Sujeeth: That’s a great question. In fact, as we speak, a lot of insurers and reinsurers are currently conducting various impact scenarios on this risk event, and we at Constantia are no different from other insurers in this regard. I think, before I get into it, you must essentially define or contextualise what do we mean by ‘blackout scenario’?

Firstly, it would mean that the country is impacted in terms of a large area, either provincially or nationally and they will essentially be having a total loss of power due to damage or the unavailability of power. This, at a minimum, would result in a power outage that could last seven or more days.

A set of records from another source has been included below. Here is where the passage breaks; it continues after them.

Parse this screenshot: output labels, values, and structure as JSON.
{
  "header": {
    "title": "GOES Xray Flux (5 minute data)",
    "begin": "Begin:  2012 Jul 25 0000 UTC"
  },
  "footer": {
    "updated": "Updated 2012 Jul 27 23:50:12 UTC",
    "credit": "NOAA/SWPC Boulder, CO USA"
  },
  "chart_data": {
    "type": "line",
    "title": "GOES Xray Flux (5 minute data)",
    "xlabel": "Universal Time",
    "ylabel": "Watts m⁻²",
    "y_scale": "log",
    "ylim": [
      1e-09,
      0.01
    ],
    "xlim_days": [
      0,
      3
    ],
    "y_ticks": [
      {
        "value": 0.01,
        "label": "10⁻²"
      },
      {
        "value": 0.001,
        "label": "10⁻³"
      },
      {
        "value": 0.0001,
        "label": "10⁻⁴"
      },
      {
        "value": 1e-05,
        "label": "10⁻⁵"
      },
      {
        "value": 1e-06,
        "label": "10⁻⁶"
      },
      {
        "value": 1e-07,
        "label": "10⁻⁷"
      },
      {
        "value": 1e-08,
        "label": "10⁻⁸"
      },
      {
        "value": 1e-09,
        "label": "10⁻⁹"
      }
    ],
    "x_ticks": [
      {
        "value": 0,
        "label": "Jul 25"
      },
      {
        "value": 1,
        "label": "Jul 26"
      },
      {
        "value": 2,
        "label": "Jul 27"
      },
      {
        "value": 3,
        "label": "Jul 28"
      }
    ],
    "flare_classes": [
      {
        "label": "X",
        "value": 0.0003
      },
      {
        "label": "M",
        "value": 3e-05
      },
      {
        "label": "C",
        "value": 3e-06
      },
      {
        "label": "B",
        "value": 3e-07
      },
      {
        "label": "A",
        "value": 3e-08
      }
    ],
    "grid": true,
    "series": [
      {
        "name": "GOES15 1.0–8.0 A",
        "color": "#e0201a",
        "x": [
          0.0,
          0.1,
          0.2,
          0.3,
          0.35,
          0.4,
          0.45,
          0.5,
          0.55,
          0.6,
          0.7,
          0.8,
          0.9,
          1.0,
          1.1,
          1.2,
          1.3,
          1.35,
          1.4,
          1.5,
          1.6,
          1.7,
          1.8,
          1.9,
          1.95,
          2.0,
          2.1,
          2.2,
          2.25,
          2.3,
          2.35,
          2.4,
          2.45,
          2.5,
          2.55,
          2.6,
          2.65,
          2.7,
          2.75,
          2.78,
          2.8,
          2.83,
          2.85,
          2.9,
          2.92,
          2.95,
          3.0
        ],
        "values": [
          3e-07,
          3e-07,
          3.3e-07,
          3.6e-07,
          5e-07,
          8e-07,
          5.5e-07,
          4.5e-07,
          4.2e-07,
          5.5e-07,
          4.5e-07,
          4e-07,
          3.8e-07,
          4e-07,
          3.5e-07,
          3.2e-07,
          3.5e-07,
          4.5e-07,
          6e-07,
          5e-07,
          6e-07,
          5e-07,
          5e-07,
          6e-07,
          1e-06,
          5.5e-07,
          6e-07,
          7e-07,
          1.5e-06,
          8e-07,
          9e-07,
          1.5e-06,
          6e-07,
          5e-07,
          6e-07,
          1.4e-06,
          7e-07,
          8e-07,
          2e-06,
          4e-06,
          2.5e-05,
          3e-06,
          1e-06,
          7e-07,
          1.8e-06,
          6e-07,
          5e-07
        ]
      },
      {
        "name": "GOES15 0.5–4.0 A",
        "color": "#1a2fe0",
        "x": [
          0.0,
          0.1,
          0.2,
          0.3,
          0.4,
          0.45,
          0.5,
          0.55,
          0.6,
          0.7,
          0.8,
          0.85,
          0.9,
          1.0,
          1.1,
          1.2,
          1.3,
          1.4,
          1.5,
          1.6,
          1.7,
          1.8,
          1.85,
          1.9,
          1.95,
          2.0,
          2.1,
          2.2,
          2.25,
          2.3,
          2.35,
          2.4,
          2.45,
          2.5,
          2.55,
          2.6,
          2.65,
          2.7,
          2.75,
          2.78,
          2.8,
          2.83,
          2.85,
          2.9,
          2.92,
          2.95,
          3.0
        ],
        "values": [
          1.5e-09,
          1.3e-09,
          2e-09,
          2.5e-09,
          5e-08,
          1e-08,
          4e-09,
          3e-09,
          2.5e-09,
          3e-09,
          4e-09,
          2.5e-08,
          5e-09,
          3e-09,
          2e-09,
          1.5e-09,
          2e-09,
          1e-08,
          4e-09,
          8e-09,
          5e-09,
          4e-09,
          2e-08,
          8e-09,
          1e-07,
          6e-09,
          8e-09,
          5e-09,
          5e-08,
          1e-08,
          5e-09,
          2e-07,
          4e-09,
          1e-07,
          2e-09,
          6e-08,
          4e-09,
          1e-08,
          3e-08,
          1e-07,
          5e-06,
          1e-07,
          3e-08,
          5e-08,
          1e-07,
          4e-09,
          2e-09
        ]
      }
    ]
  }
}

The possibility is that we could also see power being out for a month. It really depends on the different scenarios that the insurers and reinsurers model here. But essentially, the key risks that could intensify from such a catastrophe ,on businesses and individuals, include that business will be interrupted, key equipment and machinery and production processes will come to a grinding halt. This would most likely result in a food shortage being experienced in the country, as factories stop production or come to a halt. Furthermore, a lot of frozen goods in people’s homes and in businesses are likely to get destroyed or ruined. We would likely see an increase in robbery, theft, looting, especially if deterrents such as electric fences and alarm systems are no longer operational. We will likely see a spike in vehicle accidents (collisions) and write-offs   as traffic lights and street lights will not be operational.  A black out will not necessarily destroy all electrical devices, but some devices may be destroyed. In some circumstances a power surge may occur on attempts to return/reinstatement power to the grid. Water and fuel supply to most places would be affected as the pumps which rely on power and energy will stop working. Finally banking, communication and medical services will be negatively impacted.

So, the impact of a blackout scenario on businesses and individuals would be massive. Brokers can assist the policyholders here in ensuring that they have adequate cover for such prolonged exposures. For example, most commercial policies provide coverage for public utilities supply interruptions. This is normally limited but, on request to an insurer, the cover can be extended.